Autismo em crianças: estudo mostra que dietas especiais não alteram comportamento


Entenda a pesquisa e veja a opinião de um especialista no assunto

Crises epilépticas, pouca interação social, ações repetitivas, dificuldade de comunicação... Esses são alguns dos comprometimentos que podem ser observados em crianças com transtorno do espectro autista. Na tentativa de minimizar tudo isso, muitas famílias passaram a adotar dietas especiais (livres de glúten e caseína) e a recorrer a suplementos alimentares para os filhos. Tais medidas eram baseadas em pequenas pesquisas científicas.

No entanto, uma recente revisão de estudos, publicada no jornal científico Pediatrics, contraria essa ideia. Os pesquisadores analisaram uma série de trabalhos anteriores sobre o tema e concluíram que ainda não há evidência científica suficiente para confirmar a eficácia das dietas ou do uso de suplementos, ou seja, essas medidas não seriam capazes de alterar o comportamento das crianças com autismo.

CRESCER entrevistou o biólogo molecular brasileiro Alysson Muotri, que estuda o autismo e é neurocientista da Universidade da Califórnia (EUA). A seguir, veja a opinião do especialista sobre essa nova revisão de estudos:

Em que era embasada, até então, a adoção de dietas especiais ou suplementos nutricionais para crianças com transtorno do espectro autista?
Autistas, em geral, possuem uma dieta restrita. São difíceis de se alimentar porque as sensações (gosto, textura etc.) não são necessariamente as mesmas de um neurotípico [indivíduo que não apresenta distúrbios psíquicos significativos]. Isso faz parte do quadro sensorial alterado por neurotransmissores durante a gestação. Essa observação faz com que se tente suplementos alimentares na expectativa de suprir as vitaminas essenciais que possam estar faltando por conta da má-alimentação. No caso da dieta sem glúten e caseína, é mais difícil de se determinar exatamente o motivo dessa adoção. Acredito que deva ter sido originado pelo fato dessa dieta ter melhorado o comportamento de alguns autistas celíacos ou com epilepsia (no passado, usava-se esse tipo de dieta para controle de epilepsias) e isso foi se generalizando com o tempo. Hoje, sabemos que a melhora comportamental em autistas celíacos ou epilépticos se deve ao controle da comorbidade [quando há dois diagnósticos associados] e não à dieta. Outras explicações foram surgindo para justificar essas dietas, como uma redução de inflamações, alergias ou controle da microbiota intestinal, nenhuma com relação causal com o autismo. Além disso, temos uma forte influência da indústria da dieta e suplementos nas famílias.

Qual é a sua opinião sobre essa revisão de estudos?

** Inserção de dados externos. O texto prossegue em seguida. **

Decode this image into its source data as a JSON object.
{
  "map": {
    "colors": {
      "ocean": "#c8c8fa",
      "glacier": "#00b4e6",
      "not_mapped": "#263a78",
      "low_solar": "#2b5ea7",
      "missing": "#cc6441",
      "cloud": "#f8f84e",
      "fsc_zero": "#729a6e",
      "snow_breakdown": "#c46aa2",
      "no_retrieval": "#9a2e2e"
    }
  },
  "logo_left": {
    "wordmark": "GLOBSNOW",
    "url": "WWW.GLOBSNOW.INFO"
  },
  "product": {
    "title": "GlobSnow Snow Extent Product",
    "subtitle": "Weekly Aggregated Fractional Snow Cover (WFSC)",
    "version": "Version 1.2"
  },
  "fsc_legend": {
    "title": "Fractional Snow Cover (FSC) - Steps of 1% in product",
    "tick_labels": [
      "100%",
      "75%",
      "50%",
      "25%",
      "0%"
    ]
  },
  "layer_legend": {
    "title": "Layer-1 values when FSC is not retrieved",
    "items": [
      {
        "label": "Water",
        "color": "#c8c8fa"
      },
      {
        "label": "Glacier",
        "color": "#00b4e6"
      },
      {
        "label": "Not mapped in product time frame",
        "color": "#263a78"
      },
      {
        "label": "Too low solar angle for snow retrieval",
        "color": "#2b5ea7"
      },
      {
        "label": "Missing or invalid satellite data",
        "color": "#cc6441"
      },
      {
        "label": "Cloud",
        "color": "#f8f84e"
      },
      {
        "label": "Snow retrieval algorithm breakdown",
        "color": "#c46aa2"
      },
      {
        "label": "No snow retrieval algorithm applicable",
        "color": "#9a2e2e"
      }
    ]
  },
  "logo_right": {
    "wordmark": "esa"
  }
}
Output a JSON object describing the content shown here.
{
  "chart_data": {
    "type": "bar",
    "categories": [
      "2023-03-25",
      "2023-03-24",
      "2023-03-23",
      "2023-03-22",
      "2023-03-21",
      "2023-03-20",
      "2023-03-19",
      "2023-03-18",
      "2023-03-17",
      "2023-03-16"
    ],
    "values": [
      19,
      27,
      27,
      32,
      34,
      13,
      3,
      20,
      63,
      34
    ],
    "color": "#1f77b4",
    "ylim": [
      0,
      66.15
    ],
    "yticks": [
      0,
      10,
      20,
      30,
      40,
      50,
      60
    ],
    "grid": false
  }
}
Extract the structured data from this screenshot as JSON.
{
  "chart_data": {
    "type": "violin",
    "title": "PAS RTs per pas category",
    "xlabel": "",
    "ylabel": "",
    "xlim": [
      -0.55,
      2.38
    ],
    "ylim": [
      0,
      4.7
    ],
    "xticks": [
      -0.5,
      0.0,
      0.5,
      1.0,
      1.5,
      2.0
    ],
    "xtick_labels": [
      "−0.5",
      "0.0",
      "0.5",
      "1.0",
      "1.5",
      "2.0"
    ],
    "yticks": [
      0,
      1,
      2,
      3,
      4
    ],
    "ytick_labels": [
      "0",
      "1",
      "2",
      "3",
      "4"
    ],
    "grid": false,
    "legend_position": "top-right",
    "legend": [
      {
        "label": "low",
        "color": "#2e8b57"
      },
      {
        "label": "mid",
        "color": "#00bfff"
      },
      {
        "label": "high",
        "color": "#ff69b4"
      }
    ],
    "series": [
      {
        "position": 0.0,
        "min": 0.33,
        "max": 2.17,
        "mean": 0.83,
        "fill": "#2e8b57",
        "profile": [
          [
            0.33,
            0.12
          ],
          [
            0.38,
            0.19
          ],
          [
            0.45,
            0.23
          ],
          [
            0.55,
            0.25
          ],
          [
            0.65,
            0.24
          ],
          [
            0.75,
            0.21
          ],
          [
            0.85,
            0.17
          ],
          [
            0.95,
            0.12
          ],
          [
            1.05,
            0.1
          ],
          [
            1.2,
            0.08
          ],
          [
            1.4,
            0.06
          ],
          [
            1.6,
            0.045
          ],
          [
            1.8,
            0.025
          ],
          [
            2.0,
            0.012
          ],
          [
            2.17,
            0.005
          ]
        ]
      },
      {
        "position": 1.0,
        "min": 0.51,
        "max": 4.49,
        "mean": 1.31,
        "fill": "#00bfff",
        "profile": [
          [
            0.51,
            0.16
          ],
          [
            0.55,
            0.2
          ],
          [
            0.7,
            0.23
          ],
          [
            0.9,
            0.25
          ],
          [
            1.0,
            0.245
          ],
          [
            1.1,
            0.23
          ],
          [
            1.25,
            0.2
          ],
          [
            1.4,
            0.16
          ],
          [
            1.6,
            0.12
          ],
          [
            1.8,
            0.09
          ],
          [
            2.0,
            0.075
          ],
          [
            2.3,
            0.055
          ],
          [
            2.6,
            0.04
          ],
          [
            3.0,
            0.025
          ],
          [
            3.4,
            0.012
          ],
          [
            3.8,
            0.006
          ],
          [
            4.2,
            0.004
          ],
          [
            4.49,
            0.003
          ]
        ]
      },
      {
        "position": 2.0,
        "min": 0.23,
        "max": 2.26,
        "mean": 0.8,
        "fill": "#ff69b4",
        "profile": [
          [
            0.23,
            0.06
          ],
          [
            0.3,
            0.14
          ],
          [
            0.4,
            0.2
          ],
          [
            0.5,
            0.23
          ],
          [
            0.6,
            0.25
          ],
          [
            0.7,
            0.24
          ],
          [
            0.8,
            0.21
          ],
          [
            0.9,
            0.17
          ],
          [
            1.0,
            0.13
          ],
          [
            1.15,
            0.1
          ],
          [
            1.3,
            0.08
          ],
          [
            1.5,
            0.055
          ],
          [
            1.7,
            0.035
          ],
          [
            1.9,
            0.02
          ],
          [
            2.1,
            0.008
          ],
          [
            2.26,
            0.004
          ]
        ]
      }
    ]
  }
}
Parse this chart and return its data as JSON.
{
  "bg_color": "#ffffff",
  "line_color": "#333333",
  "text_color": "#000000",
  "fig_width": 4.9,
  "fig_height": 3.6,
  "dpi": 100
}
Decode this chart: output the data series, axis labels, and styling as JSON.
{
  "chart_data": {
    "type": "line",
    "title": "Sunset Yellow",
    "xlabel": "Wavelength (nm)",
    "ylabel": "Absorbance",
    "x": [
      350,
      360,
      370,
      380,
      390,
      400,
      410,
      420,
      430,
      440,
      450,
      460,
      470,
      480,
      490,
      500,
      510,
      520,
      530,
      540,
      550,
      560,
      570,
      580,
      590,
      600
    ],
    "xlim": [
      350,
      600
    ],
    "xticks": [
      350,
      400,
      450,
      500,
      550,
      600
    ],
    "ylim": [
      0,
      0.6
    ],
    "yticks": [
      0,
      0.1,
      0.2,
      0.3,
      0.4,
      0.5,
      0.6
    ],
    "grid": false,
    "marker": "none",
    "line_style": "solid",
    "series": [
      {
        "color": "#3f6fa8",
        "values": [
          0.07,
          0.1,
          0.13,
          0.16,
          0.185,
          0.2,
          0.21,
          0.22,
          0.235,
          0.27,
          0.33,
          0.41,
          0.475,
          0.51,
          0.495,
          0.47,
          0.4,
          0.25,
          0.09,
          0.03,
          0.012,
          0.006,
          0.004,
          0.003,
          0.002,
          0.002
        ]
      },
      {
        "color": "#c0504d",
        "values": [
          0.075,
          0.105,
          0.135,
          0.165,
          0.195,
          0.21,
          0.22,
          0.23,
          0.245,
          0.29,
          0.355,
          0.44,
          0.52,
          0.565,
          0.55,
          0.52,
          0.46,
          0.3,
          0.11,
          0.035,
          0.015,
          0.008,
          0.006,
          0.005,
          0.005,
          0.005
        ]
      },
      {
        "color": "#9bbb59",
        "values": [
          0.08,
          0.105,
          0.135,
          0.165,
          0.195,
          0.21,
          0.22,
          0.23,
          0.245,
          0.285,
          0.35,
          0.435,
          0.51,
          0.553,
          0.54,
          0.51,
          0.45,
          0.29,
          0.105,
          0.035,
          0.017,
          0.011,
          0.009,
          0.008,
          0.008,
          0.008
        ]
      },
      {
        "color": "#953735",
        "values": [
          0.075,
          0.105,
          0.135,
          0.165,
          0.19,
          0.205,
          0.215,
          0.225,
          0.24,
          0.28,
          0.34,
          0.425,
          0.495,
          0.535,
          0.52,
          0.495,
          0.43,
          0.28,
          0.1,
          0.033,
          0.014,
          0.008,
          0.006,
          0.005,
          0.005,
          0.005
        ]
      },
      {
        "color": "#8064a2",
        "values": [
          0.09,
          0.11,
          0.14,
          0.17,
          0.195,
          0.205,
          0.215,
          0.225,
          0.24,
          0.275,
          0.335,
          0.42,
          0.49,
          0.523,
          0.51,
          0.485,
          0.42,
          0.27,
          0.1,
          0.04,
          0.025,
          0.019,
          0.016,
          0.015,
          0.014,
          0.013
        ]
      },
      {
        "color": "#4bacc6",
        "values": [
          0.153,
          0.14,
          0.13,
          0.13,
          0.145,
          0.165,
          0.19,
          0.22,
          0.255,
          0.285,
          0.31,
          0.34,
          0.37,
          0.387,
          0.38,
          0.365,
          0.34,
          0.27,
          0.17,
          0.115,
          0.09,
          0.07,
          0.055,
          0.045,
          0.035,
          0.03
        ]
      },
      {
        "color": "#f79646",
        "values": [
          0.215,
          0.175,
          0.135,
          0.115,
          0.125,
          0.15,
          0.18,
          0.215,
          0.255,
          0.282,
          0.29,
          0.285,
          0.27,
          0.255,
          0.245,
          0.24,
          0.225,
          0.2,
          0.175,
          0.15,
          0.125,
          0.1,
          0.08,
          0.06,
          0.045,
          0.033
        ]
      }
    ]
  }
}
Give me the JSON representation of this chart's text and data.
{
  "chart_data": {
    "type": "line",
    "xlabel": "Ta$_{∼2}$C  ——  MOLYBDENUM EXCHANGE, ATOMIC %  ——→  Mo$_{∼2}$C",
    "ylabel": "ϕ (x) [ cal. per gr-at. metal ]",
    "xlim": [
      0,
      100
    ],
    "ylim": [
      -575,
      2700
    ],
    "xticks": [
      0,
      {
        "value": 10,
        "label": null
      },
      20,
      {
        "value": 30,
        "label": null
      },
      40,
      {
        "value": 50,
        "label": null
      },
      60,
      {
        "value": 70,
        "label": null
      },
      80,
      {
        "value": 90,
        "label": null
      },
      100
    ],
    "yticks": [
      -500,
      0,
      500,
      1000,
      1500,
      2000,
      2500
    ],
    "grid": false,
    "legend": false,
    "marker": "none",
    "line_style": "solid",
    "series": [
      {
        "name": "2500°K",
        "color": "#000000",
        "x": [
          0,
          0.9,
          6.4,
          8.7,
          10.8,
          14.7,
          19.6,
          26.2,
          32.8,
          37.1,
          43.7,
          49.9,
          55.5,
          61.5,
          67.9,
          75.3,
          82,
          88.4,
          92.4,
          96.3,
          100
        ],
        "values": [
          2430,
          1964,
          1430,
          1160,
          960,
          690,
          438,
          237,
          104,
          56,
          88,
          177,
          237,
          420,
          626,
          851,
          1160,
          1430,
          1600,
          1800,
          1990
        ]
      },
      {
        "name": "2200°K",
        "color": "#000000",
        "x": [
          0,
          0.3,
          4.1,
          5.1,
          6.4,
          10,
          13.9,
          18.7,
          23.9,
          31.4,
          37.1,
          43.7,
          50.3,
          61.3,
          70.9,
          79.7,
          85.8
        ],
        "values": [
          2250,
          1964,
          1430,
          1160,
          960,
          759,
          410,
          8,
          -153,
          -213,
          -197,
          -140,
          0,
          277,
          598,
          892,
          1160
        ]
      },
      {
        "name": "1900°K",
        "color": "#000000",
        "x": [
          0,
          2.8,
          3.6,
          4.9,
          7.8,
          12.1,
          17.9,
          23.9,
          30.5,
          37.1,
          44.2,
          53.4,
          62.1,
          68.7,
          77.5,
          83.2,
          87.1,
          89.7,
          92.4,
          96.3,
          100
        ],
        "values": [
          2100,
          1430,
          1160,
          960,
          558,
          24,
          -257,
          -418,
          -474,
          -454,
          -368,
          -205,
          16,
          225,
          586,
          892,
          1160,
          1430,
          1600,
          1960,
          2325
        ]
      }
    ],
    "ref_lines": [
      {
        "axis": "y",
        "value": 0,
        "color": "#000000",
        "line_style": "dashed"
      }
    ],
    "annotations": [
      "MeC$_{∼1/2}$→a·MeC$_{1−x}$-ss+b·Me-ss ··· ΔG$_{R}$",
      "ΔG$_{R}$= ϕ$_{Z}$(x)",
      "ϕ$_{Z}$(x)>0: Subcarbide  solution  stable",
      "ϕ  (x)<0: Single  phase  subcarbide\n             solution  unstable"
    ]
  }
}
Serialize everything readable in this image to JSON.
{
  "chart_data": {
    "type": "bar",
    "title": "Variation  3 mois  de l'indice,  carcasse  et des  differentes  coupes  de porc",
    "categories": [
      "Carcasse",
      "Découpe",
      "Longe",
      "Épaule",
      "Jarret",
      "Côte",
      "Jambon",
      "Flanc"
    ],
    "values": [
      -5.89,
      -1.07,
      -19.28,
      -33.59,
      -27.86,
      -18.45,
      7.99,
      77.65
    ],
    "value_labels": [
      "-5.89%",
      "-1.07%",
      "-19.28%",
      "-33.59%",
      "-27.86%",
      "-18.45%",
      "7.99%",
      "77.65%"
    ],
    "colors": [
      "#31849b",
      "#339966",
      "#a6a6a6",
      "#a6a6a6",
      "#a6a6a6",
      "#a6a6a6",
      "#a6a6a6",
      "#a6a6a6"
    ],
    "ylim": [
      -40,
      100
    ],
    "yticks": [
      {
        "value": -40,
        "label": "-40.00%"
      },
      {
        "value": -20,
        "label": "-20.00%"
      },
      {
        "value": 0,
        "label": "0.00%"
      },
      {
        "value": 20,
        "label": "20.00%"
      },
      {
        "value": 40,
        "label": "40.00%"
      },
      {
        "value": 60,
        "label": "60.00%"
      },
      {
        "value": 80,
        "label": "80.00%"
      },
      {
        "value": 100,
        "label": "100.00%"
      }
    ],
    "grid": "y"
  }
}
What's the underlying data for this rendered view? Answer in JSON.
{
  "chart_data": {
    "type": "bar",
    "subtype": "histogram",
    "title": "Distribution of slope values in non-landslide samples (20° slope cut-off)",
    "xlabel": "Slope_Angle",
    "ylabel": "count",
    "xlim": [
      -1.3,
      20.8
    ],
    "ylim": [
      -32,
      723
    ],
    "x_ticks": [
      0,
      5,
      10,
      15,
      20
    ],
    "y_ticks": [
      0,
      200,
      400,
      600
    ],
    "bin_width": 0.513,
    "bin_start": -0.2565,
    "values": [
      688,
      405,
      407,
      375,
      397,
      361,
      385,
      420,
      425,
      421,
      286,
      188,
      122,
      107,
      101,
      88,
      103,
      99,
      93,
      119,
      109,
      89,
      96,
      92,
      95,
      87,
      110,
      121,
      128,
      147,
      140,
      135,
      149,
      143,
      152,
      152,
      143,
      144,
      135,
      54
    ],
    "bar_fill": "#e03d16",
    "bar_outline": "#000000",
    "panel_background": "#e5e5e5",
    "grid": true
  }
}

Existem diversos estudos sobre dietas especiais e autistas, com resultados controversos. Esse último estudo faz uma “metanálise”, ou seja, uma compilação e leitura crítica desses trabalhos eliminando aqueles que não foram feitos direito, como por exemplo, usando metodologias com viés ou pequeno poder estatístico. O que resta, no final, são trabalhos que foram feitos dentro do rigor científico e que demonstraram que dietas especiais e/ou suplementos alimentares não alteram o comportamento autista. De certa forma, esse resultado não me surpreende. Muitas famílias relatam que isso realmente não funciona ou tem efeito passageiro. Em outras famílias, o fato de que a mudança na alimentação não causa efeitos colaterais imediatos (ninguém sabe a consequência dessas dietas no autista a longo prazo) e é algo relativamente barato, isso cria uma sensação de “pelo menos estou fazendo algo” no psicológico da família que opta por continuar o tratamento. Mas é preciso considerar os seguintes pontos: as dietas específicas e restritivas podem causar estresse no autista e no resto da família. Isso precisa ser considerado. Por outro lado, há casos de autistas com mutações genéticas em algumas vias metabólicas podem se beneficiar de uma dieta específica. O aconselhamento genético antes de se começar uma dieta é recomendável.